O dillerde böyle bir kullanım gerekli. Gerçi ara sıra onların da o baştaki hür yani özgür sıfatını kullandığı oluyor ama tek başına Masonluk, o dillerde bir başka anlama geliyor. Ona daha sonra değiniriz. Oysa Türkçede Masonluk ya da Hür Masonluk ya da Özgür Masonluk arasında hiçbir fark yok. Bu nedenle başına bir sıfat takılması gerekmez. Hür ya da Özgür masonluktan söz edildiğinde doğal soru şudur: «Hür ya da özgür olmayan Masonluk hangisi? O nasıl bir şey?»
Şimdi bakalım Masonluk denilince nesıl kavramlarla karşılaşıyoruz.
1. Kavram: Yapıcılık mesleği ve sanatı... Günümüzde kalmamış olsa bile, dildeki ve yazındaki kullanımı devam eden, özellikle günümüzdeki Masonlukta kullanılan, eş deyişiyle “Operatif Masonluk”... Bizim konumuz bu olmamalıdır.
2. Kavram: Her biri “mason” olarak anılan kişilerin oluşturduğu bir topluluk ve bu topluluğun tarihsel geçmişiyle bütünleşen örgütü… Buna “Mason Kurumu” da diyebiliriz. Bu kurum, konuyu yeterince iyi bilenlerce, bilmeyenlere ya da az bilenlere anlatılabilir ama anlaşılmasını gerektiren özel bir yanı da yoktur. Öğrenilebilecek bir nitelik taşımaz. İsteyenler, yazılı kaynaklarda bu konuda bol bilgi bulabilir.

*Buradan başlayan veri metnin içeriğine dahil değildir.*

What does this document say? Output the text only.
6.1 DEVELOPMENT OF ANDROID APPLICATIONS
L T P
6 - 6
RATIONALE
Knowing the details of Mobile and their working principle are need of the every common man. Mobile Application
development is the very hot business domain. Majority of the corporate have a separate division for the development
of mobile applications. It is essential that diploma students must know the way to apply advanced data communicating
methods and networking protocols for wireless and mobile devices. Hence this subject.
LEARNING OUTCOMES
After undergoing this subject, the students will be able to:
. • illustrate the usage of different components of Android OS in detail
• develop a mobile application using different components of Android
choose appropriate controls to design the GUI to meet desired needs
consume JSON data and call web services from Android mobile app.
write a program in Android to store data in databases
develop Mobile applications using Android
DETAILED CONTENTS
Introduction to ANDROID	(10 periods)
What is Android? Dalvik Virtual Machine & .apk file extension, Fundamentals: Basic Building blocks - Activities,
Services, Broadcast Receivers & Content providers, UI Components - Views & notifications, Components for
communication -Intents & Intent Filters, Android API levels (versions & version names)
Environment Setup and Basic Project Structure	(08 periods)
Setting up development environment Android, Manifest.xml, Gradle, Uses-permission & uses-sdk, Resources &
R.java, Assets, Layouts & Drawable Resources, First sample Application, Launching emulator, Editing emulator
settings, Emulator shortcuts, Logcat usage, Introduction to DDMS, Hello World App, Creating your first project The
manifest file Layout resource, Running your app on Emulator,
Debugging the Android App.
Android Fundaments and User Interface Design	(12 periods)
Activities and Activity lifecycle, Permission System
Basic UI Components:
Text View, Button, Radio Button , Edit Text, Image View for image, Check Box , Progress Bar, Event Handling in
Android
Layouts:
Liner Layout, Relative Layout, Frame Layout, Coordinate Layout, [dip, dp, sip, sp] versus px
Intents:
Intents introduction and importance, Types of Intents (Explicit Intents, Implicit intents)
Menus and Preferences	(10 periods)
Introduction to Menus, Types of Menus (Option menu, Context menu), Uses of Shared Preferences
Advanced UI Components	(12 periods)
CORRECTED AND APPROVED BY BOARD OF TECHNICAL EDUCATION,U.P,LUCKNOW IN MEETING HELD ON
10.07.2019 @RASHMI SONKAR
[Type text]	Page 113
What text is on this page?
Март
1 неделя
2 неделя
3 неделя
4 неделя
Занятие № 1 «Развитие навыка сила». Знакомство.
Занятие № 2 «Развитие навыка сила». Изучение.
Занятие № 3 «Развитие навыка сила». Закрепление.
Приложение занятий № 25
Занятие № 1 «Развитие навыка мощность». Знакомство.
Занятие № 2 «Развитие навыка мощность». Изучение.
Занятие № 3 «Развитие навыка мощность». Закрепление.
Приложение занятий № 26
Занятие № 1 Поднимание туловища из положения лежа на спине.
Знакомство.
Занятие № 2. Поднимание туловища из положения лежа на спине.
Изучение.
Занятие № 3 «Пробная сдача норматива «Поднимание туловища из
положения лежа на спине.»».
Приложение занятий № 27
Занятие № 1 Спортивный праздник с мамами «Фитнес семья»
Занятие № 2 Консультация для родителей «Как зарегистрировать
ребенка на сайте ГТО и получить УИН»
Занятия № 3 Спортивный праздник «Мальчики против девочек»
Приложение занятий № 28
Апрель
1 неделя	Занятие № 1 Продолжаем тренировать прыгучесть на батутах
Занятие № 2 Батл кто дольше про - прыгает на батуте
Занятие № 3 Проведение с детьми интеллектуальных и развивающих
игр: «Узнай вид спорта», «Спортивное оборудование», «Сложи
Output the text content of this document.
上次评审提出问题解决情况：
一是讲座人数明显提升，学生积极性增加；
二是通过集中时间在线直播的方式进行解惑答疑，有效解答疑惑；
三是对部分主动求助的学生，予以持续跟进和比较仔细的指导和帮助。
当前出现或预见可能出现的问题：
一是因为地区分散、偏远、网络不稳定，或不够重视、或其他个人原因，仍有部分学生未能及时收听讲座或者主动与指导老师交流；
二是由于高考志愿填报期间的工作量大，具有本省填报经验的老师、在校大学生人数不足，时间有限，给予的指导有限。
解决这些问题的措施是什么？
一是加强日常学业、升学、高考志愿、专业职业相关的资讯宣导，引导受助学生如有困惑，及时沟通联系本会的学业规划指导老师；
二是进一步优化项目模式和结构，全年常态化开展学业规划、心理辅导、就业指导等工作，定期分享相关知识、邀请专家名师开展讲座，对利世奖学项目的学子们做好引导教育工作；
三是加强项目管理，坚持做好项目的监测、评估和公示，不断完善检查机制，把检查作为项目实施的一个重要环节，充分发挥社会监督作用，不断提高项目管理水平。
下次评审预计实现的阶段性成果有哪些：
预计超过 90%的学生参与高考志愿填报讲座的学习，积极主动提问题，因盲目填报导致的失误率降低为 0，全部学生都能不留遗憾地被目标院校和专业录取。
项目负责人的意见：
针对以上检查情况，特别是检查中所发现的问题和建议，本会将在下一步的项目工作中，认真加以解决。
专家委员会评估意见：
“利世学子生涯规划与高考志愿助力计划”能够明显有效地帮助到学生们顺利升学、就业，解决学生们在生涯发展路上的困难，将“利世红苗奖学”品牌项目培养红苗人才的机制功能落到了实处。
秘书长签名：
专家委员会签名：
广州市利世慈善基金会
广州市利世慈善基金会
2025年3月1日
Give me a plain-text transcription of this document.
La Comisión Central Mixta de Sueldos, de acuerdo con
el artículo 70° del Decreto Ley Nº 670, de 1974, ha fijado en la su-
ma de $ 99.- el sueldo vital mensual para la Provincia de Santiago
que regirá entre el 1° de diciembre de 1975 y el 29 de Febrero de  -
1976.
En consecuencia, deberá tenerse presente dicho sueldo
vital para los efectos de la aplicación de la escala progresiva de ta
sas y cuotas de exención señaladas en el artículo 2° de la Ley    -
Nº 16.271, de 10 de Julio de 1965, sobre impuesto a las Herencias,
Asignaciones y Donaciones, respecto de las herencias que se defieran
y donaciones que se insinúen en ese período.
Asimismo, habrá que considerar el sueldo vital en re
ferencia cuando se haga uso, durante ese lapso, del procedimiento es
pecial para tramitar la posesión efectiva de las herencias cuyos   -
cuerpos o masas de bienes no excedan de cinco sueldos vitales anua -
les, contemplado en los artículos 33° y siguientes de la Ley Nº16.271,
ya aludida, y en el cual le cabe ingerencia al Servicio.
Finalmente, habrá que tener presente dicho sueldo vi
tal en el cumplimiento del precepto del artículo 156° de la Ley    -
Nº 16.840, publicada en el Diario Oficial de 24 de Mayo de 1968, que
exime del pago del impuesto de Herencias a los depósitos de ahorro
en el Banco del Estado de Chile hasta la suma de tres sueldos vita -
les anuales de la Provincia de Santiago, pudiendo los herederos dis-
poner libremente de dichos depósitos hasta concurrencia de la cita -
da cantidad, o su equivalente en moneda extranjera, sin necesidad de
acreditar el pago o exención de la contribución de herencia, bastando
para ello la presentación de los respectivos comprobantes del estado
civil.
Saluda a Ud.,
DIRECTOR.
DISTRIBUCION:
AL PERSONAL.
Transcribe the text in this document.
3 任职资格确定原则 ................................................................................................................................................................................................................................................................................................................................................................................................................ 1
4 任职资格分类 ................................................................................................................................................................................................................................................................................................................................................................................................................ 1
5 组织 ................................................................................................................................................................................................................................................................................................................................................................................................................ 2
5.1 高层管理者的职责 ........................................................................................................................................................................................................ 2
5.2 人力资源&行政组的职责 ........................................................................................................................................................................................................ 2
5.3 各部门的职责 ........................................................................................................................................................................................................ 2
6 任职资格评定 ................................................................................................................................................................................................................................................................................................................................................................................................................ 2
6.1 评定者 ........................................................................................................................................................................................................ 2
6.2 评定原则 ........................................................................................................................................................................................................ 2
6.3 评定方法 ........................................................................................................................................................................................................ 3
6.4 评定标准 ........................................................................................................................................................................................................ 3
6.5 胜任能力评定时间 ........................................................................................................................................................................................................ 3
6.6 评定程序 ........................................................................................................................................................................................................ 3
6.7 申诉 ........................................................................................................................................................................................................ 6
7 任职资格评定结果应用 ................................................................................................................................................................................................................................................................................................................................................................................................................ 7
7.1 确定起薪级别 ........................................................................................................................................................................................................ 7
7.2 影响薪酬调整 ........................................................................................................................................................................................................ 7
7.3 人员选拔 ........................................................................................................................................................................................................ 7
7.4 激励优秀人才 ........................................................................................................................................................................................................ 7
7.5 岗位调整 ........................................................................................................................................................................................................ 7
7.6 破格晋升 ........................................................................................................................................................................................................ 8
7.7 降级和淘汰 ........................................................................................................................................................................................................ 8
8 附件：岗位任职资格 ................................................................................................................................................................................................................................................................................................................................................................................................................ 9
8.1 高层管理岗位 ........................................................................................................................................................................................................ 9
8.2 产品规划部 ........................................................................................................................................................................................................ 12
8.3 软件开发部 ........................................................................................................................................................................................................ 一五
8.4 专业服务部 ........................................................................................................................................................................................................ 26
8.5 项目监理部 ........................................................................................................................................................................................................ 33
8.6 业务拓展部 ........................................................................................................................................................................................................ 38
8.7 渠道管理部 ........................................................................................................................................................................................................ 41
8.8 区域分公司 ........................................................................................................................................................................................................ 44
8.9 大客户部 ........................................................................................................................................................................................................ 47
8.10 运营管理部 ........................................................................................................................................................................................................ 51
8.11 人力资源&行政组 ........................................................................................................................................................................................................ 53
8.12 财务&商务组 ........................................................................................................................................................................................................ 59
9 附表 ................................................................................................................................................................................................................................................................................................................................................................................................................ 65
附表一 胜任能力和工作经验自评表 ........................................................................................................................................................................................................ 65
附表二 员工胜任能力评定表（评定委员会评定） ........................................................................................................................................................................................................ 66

Çalışmamızın konusu Masonluğun kurumsal nitelikleri de olmamalıdır.
3. Kavram: Masonluğun kurumsal bakımdan tarihsel geçmişi ve örgütsel yapısı değil de, amaçları, ilkeleri ve çalışma tarzı... Aslında bunlar da çeşitli kaynaklarda yazılı olarak bulunabilir. Nitekim Forum’da bu konu üzerinde uzun uzun ve ayrıntılı anlatımlar var.
Fakat kavramı böyle alınca, birbirini izleyen iki sorun ile karşılaşırız:
a) Mason örgütlerinin hepsinin amaçları dış bakışta hemen aynı gibidir ama ayrıntılarına girilerek açıklandıklarında öyle olmadığı görülür. Bu nedenle, önce hangi görüşteki, hangi eğilimdeki hatta hangi adı taşıyan mason örgütünün amaç, ilke ve yöntemlerinden söz etmekte olduğumuzu bilmeliyiz... Bu yapılmalıdır. Çünkü bu konudaki bilgiler genelleştirilecek olursa, öğreneceklerimizin dar bir çerçeve içinde kalmasına hatta birçok yanlış bilgi edinmeye yol açabiliriz. Nitekim kimi masonlar, bu konuda, kendilerinden daha deneyimli masonların pasif öğretim yöntemiyle kendilerine anlatmış ve öğretmiş olduklarını, kendi örgütlerinin öznel görüş ve yaklaşımlarını, en doğrusu hatta tek doğru olduğunu varsayarak yanılgıya düşüyor.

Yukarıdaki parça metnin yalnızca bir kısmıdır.